Words of advice for the power-hungry

Tech passion stretches our resourcs to the limit


While we’ve had a few close shaves over the years, Tokyo’s power grid has fortunately been spared a major, city-wide blackout. This year, the closure of 17 nuclear power generators for safety inspection led many to fret that there might not be sufficient power over the summer; fortunately demand has been less than anticipated due to unexpectedly cool weather.

But the fact is, per capita electric power consumption has grown in quantum leaps over the past several decades. Back in 1966, I occupied a humble 6.5-mat room with exactly three items that consumed electricity. The first was an overhead fluorescent “kasa” mounted in the center of the ceiling. It was turned on by a long cord.

I also had a reading lamp on my low table. The third appliance was my sole source of hot water, a small coffee percolator that I used to boil each morning. Half the water went in a cup for instant coffee; the other half in the sink for shaving of the non-electric variety. (Small wonder I gave up shaving and have not resumed since.) My little transistor radio did not count, since it used a 9-Volt battery. My alarm clock was of the windup variety. My hair dryer, its label indicated, was composed of 100 percent cotton.
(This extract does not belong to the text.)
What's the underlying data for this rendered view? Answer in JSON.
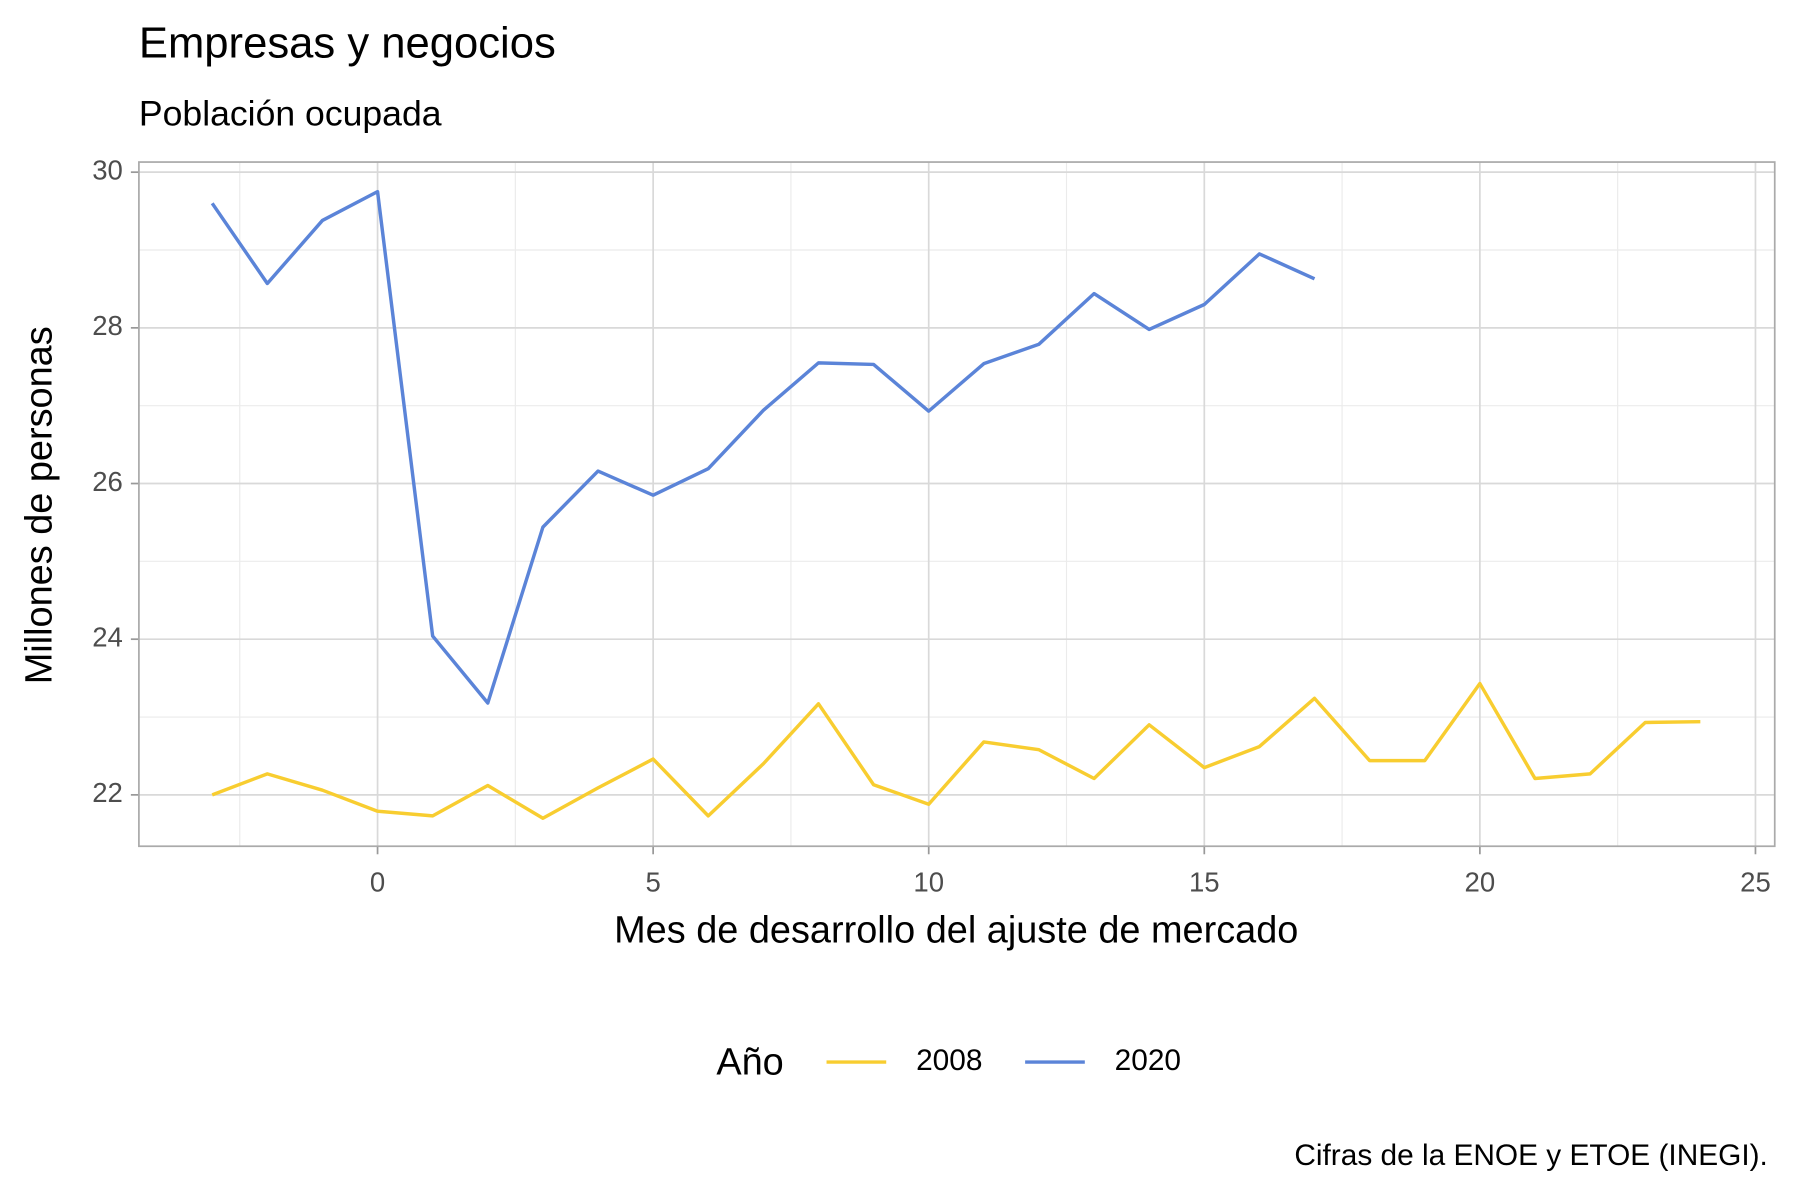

Nowadays, it’s a different picture entirely. I live in a modern home full of wonderful electronic amenities. My fax and PC have got me wired to the whole world. I’ve got cable TV, a real hair dryer, stereo, two VCRs, a DVD player, copier, microwave oven and several air conditioners.

Am I being silly here in feeling just a little guilty? Is there anything a person can do to consume less energy? And hopefully save a few yen in the bargain?

Maybe. One thing that’s certain is appliances have become amazingly more efficient.

“We develop and build power-saving features into our appliances on an ongoing basis,” explains Kevin Hamilton, assistant manager in the overseas advertising department at Mitsubishi Electric. “In addition, our owners manuals stress that users can minimize power waste by using products properly and performing the recommended maintenance.”

Kevin was able to back up his assertions with some impressive data. Take the motor that drives a refrigerator’s compressor; thanks to digital control, the power consumption of Mitsubishi’s large-capacity (480-liter) home-use model has been cut to roughly one quarter of what it was 10 years ago — from 1,133 kWh per year (at an operating cost of 26,059 yen) to 280 kWh/year (6,440 yen).

The new generation of ecology friendly appliances not only consume less power, I was told, but are built almost entirely of recyclable components. In addition, the government has required manufacturers to halt the use of ozone-damaging CFCs for their internal coolant.

But even the smartest appliance is at the mercy of a dumb user. If you overfill your fridge, for example, this will prevent the chilled air from circulating internally, causing power consumption to increase. And you shouldn’t set other appliances or objects immediately next to it or on top — it needs room to breathe to dissipate the heat it generates while cooling the interior.

Refrigerators, by the way, work hardest of all when frequently opened and closed.

Air conditioners are another type of appliance that have become far more energy efficient of late. Ten years ago, a medium sized model used year-round for heating and cooling consumed about 3,273 kilowatt hours a year; a current model with the same capability is now down to 1,645 kw/hr. All other conditions being equal, this translates into a not inconsiderable savings of 37,400 yen per year, which means by buying a new one you’re likely to recover your initial investment within two or three years.

But again, it takes a smart user to get the most out an air conditioner. The type of building you live in, and how many hours a day the rooms are exposed to the sun have to be factored in. Ferroconcrete apartment buildings, as a general rule, provide much better insulation against both heat and cold than do wood-frame dwellings. If you live in the latter, you have to try a little harder to improve efficiency.

Ordinary glass windows offer poor insulation — likewise for thin walls — during the hottest times of the day. Hang heavy, two-ply curtains over the windows and keep them closed during the day.

Even with the thermostat set to a power-thrifty 27 or 28 degrees, you can make the setting seem cooler by setting any old fan on the floor and make the cool air circulate.

My local appliance dealer advised me that window air conditioner units tend to be noisy and comparatively inefficient. Still, you may have to consider one due to space considerations.

The least expensive varieties of the other type, using separate indoor and outdoor sections, now sell for under 40,000 yen, with an installation charge of around 10,000 yen tagged on.

Oh yes; be sure to clean the filter regularly. Neighborhood appliance shops will perform on-site maintenance and reconditioning (to drain and replace the coolant, spray clean the grills, etc.).

If the unit is five or more years old, this is a must as severely dirty heat exchange vents and fans can help to increase power consumption by as much as 30 percent.